Which I take as compelling evidence that semi-automatic rifle and standard capacity mag bans have nothing at all to do with mass shootings. A 22 handgun will 10 round mags, the minimum viable product of modern firearms, is sufficient to kill dozens of people.

That's just East Asian superiority in action. I would expect a Korean-American to actually do his homework and research the best approach to a mass shooting.

Unreliable equipment run incompetently has ended many sprees, and someone doing research on past shootings would know this.


Yes. The 2012 Aurora, Colorado shooting involved some silliness regarding a non-standard oversized mag jamming the gun.

it's an extra 10 pounds

10 pounds of loaded mags is massively too valuable to exchange for a second loaded long arm.

If one stops working, only a gun person will actually know how to fix it.

Yeah, but we are friendly and helpful. Just join a shooting group and they'll help. I've shot with immigrants who own a gun but do not know how to clear pistol jams. I show them tap tap rack. It's not that hard.

But I get we are over analyzing a severely mentally unsound person.

10 pounds of loaded mags is massively too valuable to exchange for a second loaded long arm.

To a gun person, yes.

To someone incompetent, I think it's something that, given you know that malfunctions happen but not necessarily why, would mean a second gun (or third, in this case) would sound like a better option.

I'm really just taking the assumption that non-tech people have about computers, or that non-car people have about cars, and applying it: that they're mostly magic black boxes not worth learning the ins and outs of before using one for your task. Tap-rack-bang is absolutely not that hard; neither is asking ChatGPT what to do about Googling an error message.

In all honesty, the criminal just standing there, fumbling about for their extra magazine in their pocket or bag (and the only reason they know they need to reload is because the gun locked open and the trigger's dead) is probably what ends most sprees. By contrast, I wouldn't put good odds on most people if they're up against someone with a fully populated belt liberally dragged through the DAA catalog, even if they're not wearing armor, simply by what wearing that implies.

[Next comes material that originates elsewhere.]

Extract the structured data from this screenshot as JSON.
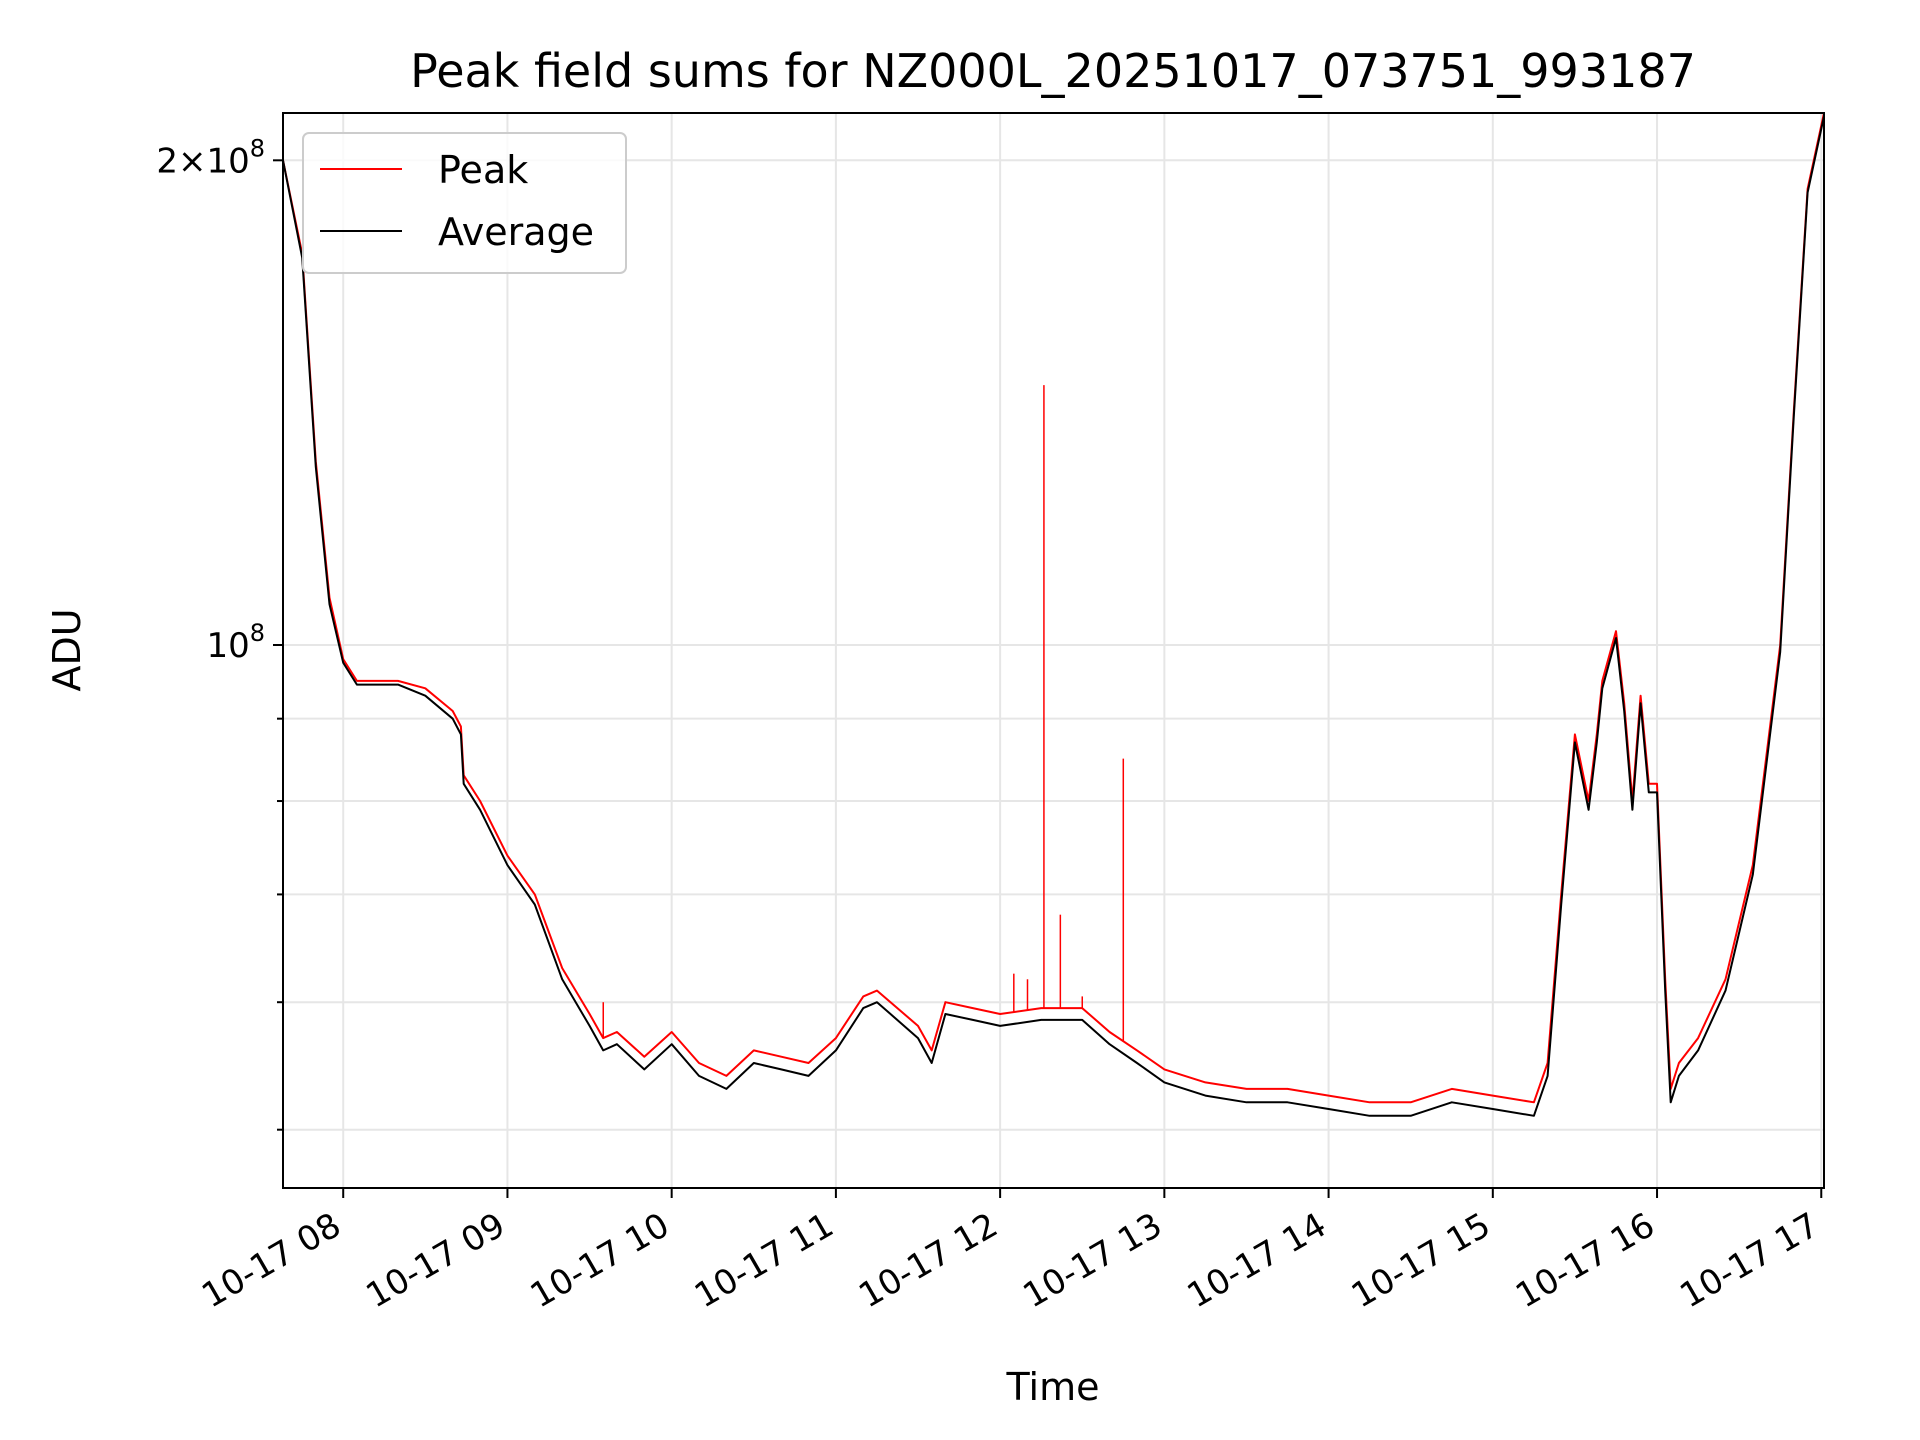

The 2012 Aurora, Colorado shooting involved some silliness regarding a non-standard oversized mag jamming the gun.

Non-gun people just see that 100 is greater than 30. Gun people will claim coffin mags are named that because trusting them to work flawlessly makes it more likely you'll end up in one (the 60 round Surefire and Magpul drum are more reliable than the 100s, and while I don't remember if he had a C-mag or a Surefire 100 I distinctly remember reading it was one of those two).

Just join a shooting group and they'll help.

I don't think that someone who buys a rifle for the sole purpose of committing a mass shooting would have enough patience to make use of a shooting group (either because they're mad now, or because they tend to get booted if they do certain things suggestive of mass shooter-hood).

I don't think that someone who buys a rifle for the sole purpose of committing a mass shooting would have enough patience to make use of a shooting group (either because they're mad now, or because they tend to get booted if they do certain things suggestive of mass shooter-hood).

This is perhaps the most relevant to the discussion at hand - gun nuts aren't the people doing these shootings. If you know a guy that owns a half dozen rifles, hangs around the local range, maybe has a GOA bumper sticker, and can explain what MOA and parabolic trajectory, you probably know a guy that will almost certainly not fire that weapon in anger. I've never seen a clear study on it, but going by the basics of what we see from spree and mass shootings, it's pretty much never the people that putatively need to be disarmed for everyone's safety.

we don't know if he just planned to shoot up the concert or if there was something else going on

Did we ever find out much of anything about him or what was going on with that?

... except apparently 'final and complete' is a synonym for 'close enough?!'

EDIT: I don't buy it, but it's at least the sorta thing that should have been mentioned at length.

Yeah, maybe I've just been exposed to one too many conspiracy theories, but "rampage of revenge over losing big money in Vegas" feels...unsatisfying as an explanation.